As Gartner shows, all business buyers and influencers have a strong preference for making a larger portion of their decision online. They want more research, facts, comparisons, reviews and insight information - as much as they can get their hands on - to make their decision easier and as swift as possible.
Websites which encourage buyers to simply 'call us' are nearly a decade behind.
- Draw up a list of CTA's that properly reflect buyer intentions - for example: Discover topic x, visit website, compare us, cross-sell or upsell, explore features, see how our clients have succeeded, book a Zoom, compare methods or processes, calculate likely returns
- Build new pages, or create new panels, for each CTA
- Create a short, warm video explainer for each, explaining why this CTA is valuable to the client, reassure them that there's no obligation, and what will happen next
- Find all the places on your website where you ask visitors to get in touch, or to call
- Swap out the CTA's that don't deliver, with your new ones
2. Digitisation in financial and knowledge industries
An interesting example for us all lies in B2B fintechs who have developed an online-only existence, offering their clients apps and experiences designed to work wholly online. Very little happens offline for the client. A decade ago, many of these firms didn't exist, and most traditional suppliers in the market would have been predicting failure due to low trust, or the need for a relationship-only model.

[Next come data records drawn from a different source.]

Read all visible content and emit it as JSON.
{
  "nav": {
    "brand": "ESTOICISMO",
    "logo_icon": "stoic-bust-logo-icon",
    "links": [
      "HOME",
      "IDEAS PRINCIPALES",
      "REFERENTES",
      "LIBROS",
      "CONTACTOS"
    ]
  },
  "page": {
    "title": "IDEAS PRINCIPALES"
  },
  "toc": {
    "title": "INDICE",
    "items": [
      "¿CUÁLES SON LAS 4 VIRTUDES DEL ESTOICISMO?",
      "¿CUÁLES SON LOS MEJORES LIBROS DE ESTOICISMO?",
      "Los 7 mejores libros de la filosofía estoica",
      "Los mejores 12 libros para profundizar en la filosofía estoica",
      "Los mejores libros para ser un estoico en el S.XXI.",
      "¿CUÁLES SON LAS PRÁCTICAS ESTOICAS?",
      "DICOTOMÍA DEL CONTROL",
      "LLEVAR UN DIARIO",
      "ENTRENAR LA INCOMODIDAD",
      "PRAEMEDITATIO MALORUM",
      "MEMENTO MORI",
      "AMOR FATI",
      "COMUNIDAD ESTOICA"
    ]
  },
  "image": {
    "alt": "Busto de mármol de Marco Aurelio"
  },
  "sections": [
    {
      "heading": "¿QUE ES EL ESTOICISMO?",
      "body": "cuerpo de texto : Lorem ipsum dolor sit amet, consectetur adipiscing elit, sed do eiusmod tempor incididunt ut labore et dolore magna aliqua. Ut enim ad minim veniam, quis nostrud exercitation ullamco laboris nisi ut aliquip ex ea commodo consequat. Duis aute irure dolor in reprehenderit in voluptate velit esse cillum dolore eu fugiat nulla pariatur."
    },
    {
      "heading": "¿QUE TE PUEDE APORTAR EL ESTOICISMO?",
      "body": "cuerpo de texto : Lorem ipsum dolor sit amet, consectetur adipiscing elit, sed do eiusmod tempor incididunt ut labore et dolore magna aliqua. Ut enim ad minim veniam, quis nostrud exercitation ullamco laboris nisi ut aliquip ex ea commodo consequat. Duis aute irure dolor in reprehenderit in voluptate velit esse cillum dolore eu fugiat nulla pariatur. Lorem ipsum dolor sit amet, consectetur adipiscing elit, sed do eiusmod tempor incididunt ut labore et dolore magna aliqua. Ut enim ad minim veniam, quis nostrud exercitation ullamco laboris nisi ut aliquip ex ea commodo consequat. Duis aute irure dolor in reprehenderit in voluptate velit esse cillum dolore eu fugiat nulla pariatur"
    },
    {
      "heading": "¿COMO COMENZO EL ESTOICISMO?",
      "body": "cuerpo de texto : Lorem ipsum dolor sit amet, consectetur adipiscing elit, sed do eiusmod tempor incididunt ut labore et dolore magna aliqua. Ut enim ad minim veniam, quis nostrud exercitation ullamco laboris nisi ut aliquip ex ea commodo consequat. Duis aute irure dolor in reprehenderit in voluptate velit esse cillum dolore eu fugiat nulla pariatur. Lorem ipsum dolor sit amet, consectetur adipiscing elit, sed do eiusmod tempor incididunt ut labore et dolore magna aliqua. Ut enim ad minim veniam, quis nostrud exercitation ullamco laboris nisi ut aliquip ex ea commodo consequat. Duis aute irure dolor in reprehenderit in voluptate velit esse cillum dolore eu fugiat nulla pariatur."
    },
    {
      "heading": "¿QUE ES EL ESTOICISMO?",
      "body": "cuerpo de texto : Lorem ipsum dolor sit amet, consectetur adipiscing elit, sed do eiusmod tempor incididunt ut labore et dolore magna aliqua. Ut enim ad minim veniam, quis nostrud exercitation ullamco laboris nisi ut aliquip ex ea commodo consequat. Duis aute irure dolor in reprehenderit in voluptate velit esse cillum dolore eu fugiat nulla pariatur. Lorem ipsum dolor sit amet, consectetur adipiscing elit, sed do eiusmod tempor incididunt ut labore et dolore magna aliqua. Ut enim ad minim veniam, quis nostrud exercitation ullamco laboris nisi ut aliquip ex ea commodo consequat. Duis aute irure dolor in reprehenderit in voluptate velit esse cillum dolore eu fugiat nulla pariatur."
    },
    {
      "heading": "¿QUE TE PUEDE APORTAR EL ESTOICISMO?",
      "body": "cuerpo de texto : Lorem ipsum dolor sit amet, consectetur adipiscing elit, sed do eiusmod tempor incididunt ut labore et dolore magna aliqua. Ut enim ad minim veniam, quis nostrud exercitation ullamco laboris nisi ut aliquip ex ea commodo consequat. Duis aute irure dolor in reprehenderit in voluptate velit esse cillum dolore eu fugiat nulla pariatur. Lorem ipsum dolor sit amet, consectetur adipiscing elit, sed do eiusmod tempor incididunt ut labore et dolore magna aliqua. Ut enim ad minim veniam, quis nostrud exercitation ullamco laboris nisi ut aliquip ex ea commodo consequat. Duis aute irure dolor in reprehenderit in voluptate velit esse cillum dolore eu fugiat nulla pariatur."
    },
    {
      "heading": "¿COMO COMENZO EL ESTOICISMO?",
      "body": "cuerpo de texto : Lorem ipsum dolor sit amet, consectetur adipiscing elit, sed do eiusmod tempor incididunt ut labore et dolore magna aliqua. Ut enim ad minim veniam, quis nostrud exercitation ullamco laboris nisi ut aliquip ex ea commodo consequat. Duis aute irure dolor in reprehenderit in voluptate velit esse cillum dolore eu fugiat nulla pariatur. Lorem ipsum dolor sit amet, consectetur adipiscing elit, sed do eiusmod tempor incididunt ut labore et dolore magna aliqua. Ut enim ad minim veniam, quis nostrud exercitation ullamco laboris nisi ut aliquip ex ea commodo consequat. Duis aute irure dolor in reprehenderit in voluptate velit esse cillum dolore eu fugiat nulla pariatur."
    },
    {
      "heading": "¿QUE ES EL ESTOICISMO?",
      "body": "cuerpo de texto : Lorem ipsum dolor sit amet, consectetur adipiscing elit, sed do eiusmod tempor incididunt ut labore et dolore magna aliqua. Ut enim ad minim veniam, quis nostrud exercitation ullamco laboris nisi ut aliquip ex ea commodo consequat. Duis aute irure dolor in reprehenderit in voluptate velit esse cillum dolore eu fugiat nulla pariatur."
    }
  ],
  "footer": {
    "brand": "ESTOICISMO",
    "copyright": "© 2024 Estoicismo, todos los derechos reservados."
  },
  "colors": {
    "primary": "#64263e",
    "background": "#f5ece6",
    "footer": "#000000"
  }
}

The vital question for most of the rest of us is: how much can we learn from this approach to serving clients?
Meeting and connecting with would-be buyers is no longer a question of setting out text, pictures, or even videos, which promise a client experience as soon as clients pick up the phone. Online buyers today, and particularly B2B services and financial buyers, are looking for tools which will help them in their buying path.
Add at least one of these to your website (they will perform some of your sales work for you):
- Connector: to help visitors identify and establish common ground and see clearly who to talk to, and why - this can be a series of panels or choices, with pop-ups or embedded videos of team leaders or client-facing support, explaining their role in solving your problem
- Recommender: to offer clear options in a particular purchase, based on client inputs - this can be a cluster of columns, or panels, where the visitor can compare or configure their choices, supported with explainer videos
- Simulator: model up your client's future with you as a supplier. A video showing a sequential walk through a year, or a project, is a great way to bring this to life.
These tools may feel like a huge step. But their work is something you already do when selling. You just have to capture the ideas from the sales context and turn them into online content - or better, tools. The core of these will be financial, operational or marketing benefits.
3. Client migration
For much of this year (probably for the next few years), markets and audiences - indeed, marketing itself - is going to feel uncertain and challenging. Where, and who, are my buyers this year? What marketing will work most effectively? We're trying to reach them.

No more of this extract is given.